Nadja, was waren für dich die prägendsten Momente und welche Eindrücke nimmst du mit von den beiden Festivals?
Am eindrücklichsten war für mich, den Circus in zwei völlig unterschiedlichen Welten zu erleben. Es war überwältigend, sie so nah aufeinanderfolgend an den beiden Veranstaltungen zu entdecken. Es war, als würde ich von einem Universum ins nächste wechseln – und trotzdem habe ich mich in beiden Welten zu Hause gefühlt. Ich stellte zudem wieder mal fest, dass Tradition oft länderspezifisch ist – in Frankreich und anderen westeuropäischen Ländern etwa ist der Circus sehr progressiv, während er zum Beispiel in Südamerika oder Asien deutlich klassischer geprägt ist.
Wo siehst du Gemeinsamkeiten zwischen den beiden Festivals, und worin unterscheiden sie sich?
Beide Festivals präsentieren Artistik auf höchstem Niveau. Die körperlichen Leistungen und Skills der Künstler:innen sind überall herausragend – das ist die gemeinsame Basis. Aber dann beginnen die Unterschiede: In Monte Carlo herrscht eine traditionelle Atmosphäre. Alles ist bunt, fröhlich, es gibt Tiernummern, und die klassischen Circustraditionen werden geehrt. Paris hingegen setzt auf Innovation und zeitgenössische Kunst – Traditionen werden bewusst aufgebrochen, um Neues zu schaffen. Für mich war es eine besondere Herausforderung, in Monte Carlo in der Jury die Tiernummern zu bewerten, da ich diese Kriterien zuvor selten anwenden musste. Aber ich war mir immer bewusst, in welcher Welt ich mich gerade bewege, und habe versucht, meine Beurteilungskriterien entsprechend anzupassen.
Wie positioniert sich das YOUNG STAGE Circus Festival zwischen traditionellem und modernem Circus?
Das YOUNG STAGE Festival liegt irgendwo in der Mitte, und das macht es so spannend. Wir versuchen, das Beste aus beiden Welten zu verbinden: Wir sind innovativ und respektieren gleichzeitig die Traditionen. Unser Ziel ist es, das gesamte Spektrum des Circus zu zeigen. Denn der Circus sollte meiner Meinung nach als Ganzes gesehen werden und je mehr man dies tut, desto mehr Möglichkeiten tun sich auf.
Beide französischen Festivals sind internationale Treffpunkte der Circusbranche. Wurdest du dort darauf angesprochen, dass das YOUNG STAGE Festival dieses Jahr zum letzten Mal stattfindet?
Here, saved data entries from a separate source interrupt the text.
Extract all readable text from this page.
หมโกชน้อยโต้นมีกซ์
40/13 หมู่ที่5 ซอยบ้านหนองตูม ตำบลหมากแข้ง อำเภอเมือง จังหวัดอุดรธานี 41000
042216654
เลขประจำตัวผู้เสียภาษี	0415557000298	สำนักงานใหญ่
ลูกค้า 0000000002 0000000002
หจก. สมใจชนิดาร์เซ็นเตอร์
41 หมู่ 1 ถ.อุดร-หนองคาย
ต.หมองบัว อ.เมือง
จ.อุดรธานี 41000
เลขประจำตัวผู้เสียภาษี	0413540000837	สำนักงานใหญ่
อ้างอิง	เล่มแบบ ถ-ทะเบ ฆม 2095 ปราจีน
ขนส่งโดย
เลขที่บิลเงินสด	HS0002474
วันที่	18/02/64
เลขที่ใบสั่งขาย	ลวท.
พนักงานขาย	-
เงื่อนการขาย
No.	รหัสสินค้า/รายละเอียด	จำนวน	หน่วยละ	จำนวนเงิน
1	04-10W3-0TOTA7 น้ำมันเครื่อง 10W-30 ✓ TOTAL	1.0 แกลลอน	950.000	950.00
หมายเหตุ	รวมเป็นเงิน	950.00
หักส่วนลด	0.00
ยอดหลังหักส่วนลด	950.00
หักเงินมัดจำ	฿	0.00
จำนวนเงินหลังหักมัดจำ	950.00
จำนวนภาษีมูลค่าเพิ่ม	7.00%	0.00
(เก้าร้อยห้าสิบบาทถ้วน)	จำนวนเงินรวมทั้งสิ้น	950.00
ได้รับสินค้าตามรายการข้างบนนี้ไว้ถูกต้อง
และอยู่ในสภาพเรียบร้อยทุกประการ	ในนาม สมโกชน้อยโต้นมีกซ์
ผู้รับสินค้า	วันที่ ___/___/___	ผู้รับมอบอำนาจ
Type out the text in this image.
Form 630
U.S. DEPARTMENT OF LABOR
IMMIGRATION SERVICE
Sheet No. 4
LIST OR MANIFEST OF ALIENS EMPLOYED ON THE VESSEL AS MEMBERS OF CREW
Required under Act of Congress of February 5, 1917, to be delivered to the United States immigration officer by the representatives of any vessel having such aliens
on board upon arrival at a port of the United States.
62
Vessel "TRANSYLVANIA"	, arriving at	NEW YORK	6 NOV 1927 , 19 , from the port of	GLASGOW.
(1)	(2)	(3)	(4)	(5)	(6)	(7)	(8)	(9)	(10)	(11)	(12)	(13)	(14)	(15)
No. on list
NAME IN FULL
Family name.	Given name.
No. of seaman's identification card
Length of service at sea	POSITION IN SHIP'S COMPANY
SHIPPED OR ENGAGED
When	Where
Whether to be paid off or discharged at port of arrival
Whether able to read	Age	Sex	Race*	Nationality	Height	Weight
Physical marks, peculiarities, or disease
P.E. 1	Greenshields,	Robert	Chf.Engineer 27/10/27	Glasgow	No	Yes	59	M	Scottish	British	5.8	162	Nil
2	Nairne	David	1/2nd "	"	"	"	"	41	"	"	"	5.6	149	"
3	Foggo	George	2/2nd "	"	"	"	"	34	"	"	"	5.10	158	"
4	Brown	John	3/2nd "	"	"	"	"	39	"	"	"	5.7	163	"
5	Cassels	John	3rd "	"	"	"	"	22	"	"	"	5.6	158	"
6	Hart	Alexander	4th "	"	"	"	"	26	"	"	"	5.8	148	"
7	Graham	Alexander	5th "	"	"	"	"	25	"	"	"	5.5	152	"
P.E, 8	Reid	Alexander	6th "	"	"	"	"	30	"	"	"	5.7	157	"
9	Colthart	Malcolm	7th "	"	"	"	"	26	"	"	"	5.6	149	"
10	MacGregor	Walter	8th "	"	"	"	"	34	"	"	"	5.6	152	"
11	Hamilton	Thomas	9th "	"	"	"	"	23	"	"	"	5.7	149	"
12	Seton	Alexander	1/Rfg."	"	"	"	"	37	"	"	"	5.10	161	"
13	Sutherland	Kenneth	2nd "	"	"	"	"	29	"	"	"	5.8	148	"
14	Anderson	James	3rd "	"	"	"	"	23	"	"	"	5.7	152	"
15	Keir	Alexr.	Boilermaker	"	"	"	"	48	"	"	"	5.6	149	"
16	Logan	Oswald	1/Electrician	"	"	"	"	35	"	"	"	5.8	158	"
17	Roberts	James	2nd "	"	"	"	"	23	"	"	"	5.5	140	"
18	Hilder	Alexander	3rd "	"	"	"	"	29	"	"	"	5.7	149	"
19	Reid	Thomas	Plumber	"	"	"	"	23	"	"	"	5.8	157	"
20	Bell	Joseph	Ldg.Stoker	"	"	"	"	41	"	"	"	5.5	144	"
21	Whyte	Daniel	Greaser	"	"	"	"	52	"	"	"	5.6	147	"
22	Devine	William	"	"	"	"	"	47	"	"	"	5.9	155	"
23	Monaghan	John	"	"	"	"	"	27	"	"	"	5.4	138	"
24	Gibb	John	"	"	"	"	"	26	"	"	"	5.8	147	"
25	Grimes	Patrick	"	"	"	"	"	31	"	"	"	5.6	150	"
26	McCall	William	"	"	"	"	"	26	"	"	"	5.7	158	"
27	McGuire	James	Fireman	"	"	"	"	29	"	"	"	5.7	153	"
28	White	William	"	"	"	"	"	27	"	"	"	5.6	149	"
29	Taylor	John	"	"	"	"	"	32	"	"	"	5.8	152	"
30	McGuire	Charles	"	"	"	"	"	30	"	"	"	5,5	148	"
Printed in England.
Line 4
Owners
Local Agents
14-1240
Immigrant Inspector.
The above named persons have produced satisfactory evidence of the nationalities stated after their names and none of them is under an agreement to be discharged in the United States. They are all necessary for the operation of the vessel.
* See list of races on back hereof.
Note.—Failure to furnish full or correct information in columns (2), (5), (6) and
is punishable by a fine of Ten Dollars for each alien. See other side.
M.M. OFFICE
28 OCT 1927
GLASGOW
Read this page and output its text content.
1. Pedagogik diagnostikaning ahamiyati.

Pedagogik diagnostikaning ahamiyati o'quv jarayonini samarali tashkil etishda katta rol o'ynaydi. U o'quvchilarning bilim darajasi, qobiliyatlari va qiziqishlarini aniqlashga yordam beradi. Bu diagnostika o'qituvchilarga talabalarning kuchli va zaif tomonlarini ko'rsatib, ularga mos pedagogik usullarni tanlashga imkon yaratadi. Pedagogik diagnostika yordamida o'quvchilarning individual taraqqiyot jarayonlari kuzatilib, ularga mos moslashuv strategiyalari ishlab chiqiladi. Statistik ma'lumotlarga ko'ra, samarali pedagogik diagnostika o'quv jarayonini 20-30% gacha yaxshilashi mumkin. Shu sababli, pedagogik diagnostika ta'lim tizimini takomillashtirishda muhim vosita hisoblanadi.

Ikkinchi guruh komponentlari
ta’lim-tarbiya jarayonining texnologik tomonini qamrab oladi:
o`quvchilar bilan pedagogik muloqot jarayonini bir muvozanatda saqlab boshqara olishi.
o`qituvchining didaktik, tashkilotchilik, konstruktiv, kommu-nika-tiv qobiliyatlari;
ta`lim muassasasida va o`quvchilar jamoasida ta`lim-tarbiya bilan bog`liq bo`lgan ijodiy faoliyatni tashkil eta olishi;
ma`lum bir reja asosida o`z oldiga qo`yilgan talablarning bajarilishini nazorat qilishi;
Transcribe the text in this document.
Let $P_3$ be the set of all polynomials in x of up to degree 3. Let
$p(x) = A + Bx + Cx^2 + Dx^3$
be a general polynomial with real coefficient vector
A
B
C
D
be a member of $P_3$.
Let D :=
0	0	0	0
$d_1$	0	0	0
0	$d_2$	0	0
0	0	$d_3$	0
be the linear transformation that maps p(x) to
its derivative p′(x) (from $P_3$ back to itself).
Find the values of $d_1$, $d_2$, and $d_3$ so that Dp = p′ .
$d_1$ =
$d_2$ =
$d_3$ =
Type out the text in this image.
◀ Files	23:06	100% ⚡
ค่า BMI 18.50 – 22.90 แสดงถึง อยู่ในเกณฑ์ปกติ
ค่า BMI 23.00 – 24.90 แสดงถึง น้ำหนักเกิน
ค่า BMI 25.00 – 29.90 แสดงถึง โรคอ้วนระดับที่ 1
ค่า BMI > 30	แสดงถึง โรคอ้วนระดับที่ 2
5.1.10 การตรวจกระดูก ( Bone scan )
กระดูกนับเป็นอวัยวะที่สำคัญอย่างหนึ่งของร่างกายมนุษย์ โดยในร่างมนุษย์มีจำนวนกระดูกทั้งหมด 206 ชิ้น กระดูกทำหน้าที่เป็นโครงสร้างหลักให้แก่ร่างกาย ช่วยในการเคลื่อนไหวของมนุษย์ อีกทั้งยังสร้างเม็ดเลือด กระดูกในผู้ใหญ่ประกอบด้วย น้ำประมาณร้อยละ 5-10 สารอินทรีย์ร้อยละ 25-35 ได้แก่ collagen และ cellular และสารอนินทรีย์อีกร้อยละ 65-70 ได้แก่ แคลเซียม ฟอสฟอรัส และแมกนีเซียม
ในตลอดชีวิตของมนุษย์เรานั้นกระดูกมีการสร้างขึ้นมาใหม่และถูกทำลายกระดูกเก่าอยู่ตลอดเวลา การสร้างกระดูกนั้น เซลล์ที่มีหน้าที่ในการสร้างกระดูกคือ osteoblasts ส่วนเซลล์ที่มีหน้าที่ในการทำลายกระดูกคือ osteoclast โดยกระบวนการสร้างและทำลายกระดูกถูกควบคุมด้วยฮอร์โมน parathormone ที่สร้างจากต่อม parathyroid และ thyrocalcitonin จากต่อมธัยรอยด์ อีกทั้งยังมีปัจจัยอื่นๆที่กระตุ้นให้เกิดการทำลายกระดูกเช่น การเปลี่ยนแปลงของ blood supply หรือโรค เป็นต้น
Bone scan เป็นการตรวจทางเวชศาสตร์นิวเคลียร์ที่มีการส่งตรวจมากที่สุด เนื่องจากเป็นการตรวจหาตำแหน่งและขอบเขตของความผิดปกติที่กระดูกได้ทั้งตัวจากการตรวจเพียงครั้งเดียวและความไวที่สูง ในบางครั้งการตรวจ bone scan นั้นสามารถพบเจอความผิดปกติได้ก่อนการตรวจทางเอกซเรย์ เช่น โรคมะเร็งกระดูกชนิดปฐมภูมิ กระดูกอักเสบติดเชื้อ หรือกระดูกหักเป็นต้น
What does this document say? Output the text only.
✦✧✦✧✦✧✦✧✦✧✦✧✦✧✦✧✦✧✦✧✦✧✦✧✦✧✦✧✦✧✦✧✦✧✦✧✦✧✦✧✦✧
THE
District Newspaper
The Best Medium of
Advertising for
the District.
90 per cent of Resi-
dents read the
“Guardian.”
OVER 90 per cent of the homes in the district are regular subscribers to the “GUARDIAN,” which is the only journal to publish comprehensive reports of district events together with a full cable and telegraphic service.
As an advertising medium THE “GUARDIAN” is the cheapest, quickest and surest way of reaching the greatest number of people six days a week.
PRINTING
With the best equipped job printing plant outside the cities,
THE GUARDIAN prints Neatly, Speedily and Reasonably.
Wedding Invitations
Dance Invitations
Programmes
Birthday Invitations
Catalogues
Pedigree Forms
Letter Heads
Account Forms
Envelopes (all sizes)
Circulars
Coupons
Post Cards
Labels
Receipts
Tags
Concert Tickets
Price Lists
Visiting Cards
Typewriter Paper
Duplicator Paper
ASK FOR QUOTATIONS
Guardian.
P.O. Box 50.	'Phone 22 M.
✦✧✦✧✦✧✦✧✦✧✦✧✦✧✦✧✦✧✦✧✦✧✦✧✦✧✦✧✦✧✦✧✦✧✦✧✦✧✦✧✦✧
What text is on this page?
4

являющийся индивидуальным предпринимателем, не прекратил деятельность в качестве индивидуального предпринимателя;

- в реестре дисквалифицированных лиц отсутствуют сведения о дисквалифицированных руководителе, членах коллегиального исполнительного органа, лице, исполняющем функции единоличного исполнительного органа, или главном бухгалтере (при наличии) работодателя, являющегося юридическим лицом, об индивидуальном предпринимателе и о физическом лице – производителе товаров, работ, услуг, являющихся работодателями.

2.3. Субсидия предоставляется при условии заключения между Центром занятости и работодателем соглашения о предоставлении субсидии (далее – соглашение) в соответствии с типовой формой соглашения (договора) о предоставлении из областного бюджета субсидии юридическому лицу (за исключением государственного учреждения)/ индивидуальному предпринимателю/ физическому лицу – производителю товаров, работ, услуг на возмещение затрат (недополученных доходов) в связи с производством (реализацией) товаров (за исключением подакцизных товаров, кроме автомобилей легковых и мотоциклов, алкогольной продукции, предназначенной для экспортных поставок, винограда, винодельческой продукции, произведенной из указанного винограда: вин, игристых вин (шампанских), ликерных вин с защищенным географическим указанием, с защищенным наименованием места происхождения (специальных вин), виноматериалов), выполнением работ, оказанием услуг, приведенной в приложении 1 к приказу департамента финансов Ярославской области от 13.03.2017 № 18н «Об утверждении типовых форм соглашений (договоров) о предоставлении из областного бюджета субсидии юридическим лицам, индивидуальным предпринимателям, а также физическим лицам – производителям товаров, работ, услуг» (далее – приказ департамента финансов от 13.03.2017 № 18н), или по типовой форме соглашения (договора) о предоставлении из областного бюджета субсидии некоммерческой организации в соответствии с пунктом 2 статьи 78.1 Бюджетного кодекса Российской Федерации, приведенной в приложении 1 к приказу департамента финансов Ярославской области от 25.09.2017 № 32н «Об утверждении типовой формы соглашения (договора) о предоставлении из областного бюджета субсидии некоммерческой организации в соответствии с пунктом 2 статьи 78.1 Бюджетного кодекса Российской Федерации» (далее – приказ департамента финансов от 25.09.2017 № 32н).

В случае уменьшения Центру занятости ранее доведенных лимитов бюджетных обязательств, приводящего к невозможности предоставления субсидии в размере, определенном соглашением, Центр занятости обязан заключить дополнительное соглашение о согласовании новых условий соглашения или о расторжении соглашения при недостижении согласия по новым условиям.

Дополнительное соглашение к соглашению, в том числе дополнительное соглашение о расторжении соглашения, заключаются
In Monte Carlo wurde das Thema eher am Rande angesprochen, in Paris hingegen von fast jeder Person, die ich antraf – dort ist einfach mehr unsere Community zu Hause. Die Reaktionen waren durchweg positiv. Viele sind zwar traurig, dass wir die letzte Ausgabe planen, aber alle haben grosses Verständnis dafür. YOUNG STAGE hat einen besonderen Platz in der Circuswelt erarbeitet, und das wird auch wertgeschätzt.
Freuen sich deine Kolleg:innen auf das Grande Finale im September?
Ja, absolut! Unglaublich viele haben gesagt, dass sie kommen werden. Ich glaube, das wird noch einmal ein richtiges «Klassentreffen». Unsere letzte Ausgabe wird sicherlich sehr emotional, und natürlich werden wir auch wehmütig sein. Gleichzeitig spüre ich viel Neugier: Die Community fragt sich, was danach kommen wird. Ab dem 21. März können Tickets für unser Grande Finale gekauft werden – wer dabei sein möchte, sollte sich dann beeilen!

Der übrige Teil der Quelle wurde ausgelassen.